Following her mother’s death, she nearly went off the deep end because she was convinced that her mother now knew everything from her cosmic perch.
 Three years later… 
She came home for a moment from a neighborhood gathering, for some brilliant and well planned excuse,  to fortify her alcohol level with the wine hidden behind the furnace, or in the root cellar, or her closet. She remembered the times that she had chalked up her husband’s discovery of hidden bottles to her mother’s previous visits. (Couldn’t do that anymore; she had to remember to bury the bottles in the garbage on pick up day.)
By now she was plotting to ensure that she had a constant supply. But she didn’t want everyone in her small town to know, so she alternated between liquor stores. She learned the liquor shop keepers’ schedules so as to make her purchases seem more spread out.
She invented reasons to go to the city: She needed some supplies from the craft store – and while she was at it she’d just slip into the liquor store next door.

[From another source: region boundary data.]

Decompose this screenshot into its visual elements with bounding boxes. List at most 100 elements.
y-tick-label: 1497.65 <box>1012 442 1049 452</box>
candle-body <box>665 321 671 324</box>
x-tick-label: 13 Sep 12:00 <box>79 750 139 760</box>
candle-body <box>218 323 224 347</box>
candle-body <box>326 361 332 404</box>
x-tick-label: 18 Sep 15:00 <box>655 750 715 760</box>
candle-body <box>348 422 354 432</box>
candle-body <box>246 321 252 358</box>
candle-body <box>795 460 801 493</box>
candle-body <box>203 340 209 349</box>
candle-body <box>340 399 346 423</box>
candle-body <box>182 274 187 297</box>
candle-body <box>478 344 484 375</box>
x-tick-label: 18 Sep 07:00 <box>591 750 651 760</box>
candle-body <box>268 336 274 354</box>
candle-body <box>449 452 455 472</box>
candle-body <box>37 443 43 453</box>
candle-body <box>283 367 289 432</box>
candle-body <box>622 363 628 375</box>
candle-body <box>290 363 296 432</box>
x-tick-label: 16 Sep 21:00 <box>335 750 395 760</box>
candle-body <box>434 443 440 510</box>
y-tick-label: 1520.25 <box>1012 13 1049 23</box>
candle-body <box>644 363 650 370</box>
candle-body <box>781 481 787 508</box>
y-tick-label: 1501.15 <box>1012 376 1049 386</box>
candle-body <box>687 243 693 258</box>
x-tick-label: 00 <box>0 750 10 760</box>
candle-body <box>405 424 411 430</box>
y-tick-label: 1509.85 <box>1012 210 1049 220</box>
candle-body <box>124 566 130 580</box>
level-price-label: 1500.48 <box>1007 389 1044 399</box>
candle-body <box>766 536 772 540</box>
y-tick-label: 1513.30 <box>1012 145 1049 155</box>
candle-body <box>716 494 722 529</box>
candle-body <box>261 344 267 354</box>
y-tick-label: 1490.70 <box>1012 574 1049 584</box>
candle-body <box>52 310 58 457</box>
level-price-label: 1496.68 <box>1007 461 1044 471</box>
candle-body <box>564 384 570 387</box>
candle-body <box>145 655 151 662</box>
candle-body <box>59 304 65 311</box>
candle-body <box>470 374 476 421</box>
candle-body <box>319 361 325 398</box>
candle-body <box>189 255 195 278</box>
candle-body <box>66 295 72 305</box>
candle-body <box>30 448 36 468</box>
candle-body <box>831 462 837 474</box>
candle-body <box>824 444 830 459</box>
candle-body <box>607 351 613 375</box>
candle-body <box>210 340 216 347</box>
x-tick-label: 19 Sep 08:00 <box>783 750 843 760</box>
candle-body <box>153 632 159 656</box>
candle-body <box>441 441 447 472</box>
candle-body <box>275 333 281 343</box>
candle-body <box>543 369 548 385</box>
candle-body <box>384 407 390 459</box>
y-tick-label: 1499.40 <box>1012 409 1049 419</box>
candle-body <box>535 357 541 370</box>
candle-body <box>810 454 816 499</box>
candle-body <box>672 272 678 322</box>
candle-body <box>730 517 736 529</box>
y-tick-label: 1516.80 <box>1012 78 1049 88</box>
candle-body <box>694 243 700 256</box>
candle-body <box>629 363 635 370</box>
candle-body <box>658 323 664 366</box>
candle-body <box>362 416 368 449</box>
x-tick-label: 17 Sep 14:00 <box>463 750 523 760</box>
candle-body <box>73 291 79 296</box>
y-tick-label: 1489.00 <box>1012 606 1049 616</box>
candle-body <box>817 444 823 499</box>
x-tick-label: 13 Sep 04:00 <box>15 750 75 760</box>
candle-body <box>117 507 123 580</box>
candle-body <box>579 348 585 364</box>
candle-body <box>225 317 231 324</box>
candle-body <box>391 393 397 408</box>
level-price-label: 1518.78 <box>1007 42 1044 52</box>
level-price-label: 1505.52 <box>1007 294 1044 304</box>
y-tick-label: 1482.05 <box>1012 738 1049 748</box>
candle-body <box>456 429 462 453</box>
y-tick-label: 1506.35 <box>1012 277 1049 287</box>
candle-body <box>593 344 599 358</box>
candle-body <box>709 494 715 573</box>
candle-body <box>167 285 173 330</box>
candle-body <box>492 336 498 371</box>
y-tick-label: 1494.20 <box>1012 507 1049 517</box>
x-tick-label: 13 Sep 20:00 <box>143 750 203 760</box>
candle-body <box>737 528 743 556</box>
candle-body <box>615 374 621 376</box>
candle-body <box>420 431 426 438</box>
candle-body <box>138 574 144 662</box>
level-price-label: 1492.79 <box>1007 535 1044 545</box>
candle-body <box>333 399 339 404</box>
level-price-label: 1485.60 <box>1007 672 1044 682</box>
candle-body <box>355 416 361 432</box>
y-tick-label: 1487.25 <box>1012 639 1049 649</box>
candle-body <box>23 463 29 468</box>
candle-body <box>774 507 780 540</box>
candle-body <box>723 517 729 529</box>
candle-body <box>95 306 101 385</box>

When she went out with friends, she’d leave the restaurant to go to the package store next door under the guise of going to the ATM two doors down for cash.
She stopped on the way home from appointments in another town to “get wine for a friend who is unable to get a certain kind in the local store”, or because “Joan asked me to get it for her”.
She was constantly on the lookout for options, and excuses to go to new locations. She’d even gotten a purse large enough to accommodate two 1.5 liter bottles without splitting it out.
When she arrived home with her stash replenished, she was giddy with relief and anticipation.
At  the airport, during  layovers she sampled wine  from each bar within the  allotted time frame. She even tried once to smuggle a bottle onto the plane, but security made her get rid of it- “oh, no problem” as she nonchalantly deposited three liters of wine into the nearest garbage receptacle, cursing under her breath.
She dampened her husband’s suspicions by claiming that the alcohol he thought he smelled was the breath freshener she used; or that she was slurring because she was so exhausted and could scarcely keep her eyes open.
She stayed home when her children would go skiing, or hiking, or camping, or bowling with their father. 
Over the last two or three years she was spending as much as $60 a week, asking friends to pick up wine for a “romantic dinner”. She threw up a quart of wine that graced the toilet in it’s original form, and went back to the closet for a replacement slug.  
In the mornings over those last three months, as she stood at the bathroom mirror gazing into her mother’s eyes, she sensed her spirit presence day after day, as Mother seemed to nudge her left shoulder and breathe encouragement- Come on Girl, it’s time to pull yourself together. Girl, you can do this, it’s time…
But she couldn’t do it. She’d try. She would resolve to put an end to this hell. And she couldn’t make it beyond a day or two.
 Finally she realized that the only way she could do this was to let her husband (who had been in denial all those years) know that she was in trouble. But she didn’t know how to tell him.
So she hid her bottles where he would be certain to find them- in the cabinet with the cat food. He fed the cats every day; he couldn’t miss it.
After several days of dread filled walking on egg shells, she chickened out and moved the bottles.
Several days later, the dreaded confrontation happened as her husband angrily told her of his discovery. He was furious!
He insisted that she see an alcohol counselor; she told him she would if it became necessary. She was after all, a former substance abuse counselor- she knew the drill. Besides, seeking outside help would be so humiliating!
It became necessary.
Elizabeth Kubler Ross writes, “It is only when we truly know and understand that we have a limited time on earth- and that we have no way of knowing when our time is up- that we will begin to live each day to the fullest, as if it was the only one we had.”
And so, she embarked on the long and difficult and blessed journey to recovery.